60 years later, the Town of Chapel Hill erects a marker for the Chapel Hill Nine sit-in
(From left) Surviving Chapel Hill Nine members Albert Williams and James Merritt, marker artist Steven Hayes, Chapel Hill Town Manager Maurice Jones, and two other Chapel Hill Nine members Dave Mason Jr. and 'Clyde' Douglas Perry stand behind the new marker on Franklin Street. The marker was dedicated on Friday, Feb. 28, 2020.
A group of Black high school students set off a decade of civil rights demonstrations in Chapel Hill when they sat down in a booth at Colonial Drug Store on Franklin Street on Feb. 28, 1960 and asked to be served.
William Cureton, John Farrington, Harold Foster, Earl Geer, Dave Mason Jr., Clarence Merritt Jr., James Merritt, ‘Clyde’ Douglas Perry and Albert Williams were the young men who became known as the Chapel Hill Nine. 60 years later, the four surviving members of the group attended Friday’s unveiling ceremony of the marker that commemorates their actions during the Civil Rights Movement.
The marker sits at 450 W. Franklin St., which was the location of the Colonial Drug Store. The creation of the marker was the result of work done by the Historical Civil Rights Commemoration Task Force, which Chapel Hill Mayor Pam Hemminger formed in 2017 to document the Civil Rights Movement in Chapel Hill.
“We decided we would like to honor brave events and things that help shape us to being a better community,” Hemminger said.
The marker, which was designed by Durham artist Stephen Hayes, has images of the protests and police officers outside of the drugstore, as well as images of news headlines from the time. On both sides of the marker, the names and ages of the Chapel Hill Nine at the time of the sit-in are displayed. According to the Town of Chapel Hill website, the marker was designed to be a fusion of public art and a historical monument.
The 1960 sit-in was inspired by the protest at Woolworth’s lunch counter in Greensboro earlier that month. Esphur Foster, sister of Chapel Hill Nine member Harold Foster, spoke at the ceremony and paid homage to the courage the Chapel Hill Nine had as young students.
“When you are 80, as I am now, you realize that actually they were just babies,” she said. “16, 17 and 18 years of age. On Feb. 18, 1960, these babies had the audacity — or as Black folks like to say the nerve — to address a societal norm that had begun for us, the African Americans, in 1619.”
Albert Williams, one of the Chapel Hill Nine and Chapel Hill’s first Black firefighter, said the group’s leader was Harold Foster and likened him to a "hot spark plug." He said the younger students listened to the older students in the group, and they respected each other.
Williams said when they did the initial protest at the drugstore, the group had no idea that an extended period of protests and demonstrations would follow.
“We didn’t have no idea of what was coming," he said. "It broke the dam open, and the water just flowed.”
Some Chapel Hill natives in attendance reminisced of what the atmosphere in the town was like during the decade following the initial sit-in. Michael Foushee, a Chapel Hill native who now lives in Durham, said he was 6 years old during the protests and was part of the Civil Rights Movement growing up.

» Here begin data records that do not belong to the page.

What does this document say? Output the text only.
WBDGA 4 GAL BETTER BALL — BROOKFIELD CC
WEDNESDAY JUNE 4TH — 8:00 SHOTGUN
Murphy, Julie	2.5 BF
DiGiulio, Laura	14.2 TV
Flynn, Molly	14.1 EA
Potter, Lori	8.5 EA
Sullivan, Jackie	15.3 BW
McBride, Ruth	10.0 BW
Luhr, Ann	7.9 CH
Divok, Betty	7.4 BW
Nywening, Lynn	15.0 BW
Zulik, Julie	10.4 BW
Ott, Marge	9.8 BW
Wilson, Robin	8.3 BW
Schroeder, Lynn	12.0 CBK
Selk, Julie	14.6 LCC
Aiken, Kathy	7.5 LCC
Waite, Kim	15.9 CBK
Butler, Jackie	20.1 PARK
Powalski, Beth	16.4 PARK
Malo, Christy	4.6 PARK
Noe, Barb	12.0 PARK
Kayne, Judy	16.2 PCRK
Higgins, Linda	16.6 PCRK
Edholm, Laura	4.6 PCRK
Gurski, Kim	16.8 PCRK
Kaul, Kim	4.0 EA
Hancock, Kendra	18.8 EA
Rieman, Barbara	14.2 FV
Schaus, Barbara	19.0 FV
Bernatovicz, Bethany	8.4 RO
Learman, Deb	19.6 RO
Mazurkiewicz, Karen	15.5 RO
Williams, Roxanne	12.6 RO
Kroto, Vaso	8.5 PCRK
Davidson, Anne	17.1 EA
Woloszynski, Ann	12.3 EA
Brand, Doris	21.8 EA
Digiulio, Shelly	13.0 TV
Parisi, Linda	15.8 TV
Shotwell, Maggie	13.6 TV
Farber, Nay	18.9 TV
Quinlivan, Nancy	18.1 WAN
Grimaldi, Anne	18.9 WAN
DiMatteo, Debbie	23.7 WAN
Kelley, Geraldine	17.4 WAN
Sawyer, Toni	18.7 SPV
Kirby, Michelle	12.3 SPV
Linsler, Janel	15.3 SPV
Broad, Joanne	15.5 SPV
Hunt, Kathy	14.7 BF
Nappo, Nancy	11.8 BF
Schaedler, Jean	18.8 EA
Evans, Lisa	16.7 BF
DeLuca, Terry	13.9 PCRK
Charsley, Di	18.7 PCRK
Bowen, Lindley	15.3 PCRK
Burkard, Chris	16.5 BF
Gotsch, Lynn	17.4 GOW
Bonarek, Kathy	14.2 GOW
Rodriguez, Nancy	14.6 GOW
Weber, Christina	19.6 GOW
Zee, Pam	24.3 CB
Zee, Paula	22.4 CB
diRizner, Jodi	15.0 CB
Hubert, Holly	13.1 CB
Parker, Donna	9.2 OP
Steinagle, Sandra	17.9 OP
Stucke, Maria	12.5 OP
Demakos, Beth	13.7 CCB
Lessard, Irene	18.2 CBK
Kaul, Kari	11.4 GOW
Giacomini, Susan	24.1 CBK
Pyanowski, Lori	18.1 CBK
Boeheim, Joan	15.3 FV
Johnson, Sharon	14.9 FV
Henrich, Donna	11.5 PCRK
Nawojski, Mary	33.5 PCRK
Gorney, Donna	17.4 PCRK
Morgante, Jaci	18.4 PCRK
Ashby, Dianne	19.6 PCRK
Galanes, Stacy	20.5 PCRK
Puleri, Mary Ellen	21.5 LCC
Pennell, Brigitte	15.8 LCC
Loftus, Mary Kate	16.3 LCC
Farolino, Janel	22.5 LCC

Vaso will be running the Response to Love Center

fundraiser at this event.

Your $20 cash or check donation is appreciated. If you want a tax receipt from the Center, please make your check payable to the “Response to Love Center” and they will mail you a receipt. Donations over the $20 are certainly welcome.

“I was around people that were in the political arena,” Foushee said. “Therefore I listened, and people gathered around and had speeches, talked about strategies and things of that nature. It was just exciting being a part of the event.”
Clayton Weaver, a Chapel Hill native who was 11 years old during the protests, said he remembered how the African American community in Chapel Hill would frequently patronize the drugstore and how the owner would interact with them.
“He would bring medicine to my home, on his way home,” Weaver said. “People from church would come in on Sunday and get your soda and ice cream. But he wouldn’t let us sit down.”
Weaver said he remembers after the Chapel Hill Nine were removed from the drugstore, the owner would lock the door and protesters would continue sitting outside the store. He said protestors met at St. Joseph’s Church and decided who would march down Franklin Street, and who would sit-in.
Williams said he felt the marker was outstanding, and when anyone does anything to honor him, his attitude is to receive it.
“A personal conviction, right or wrong, there is a way to handle it,” Williams said. “It’s a part of a person’s development. You’ve got to stand up for what you believe in, and respect what other people believe.”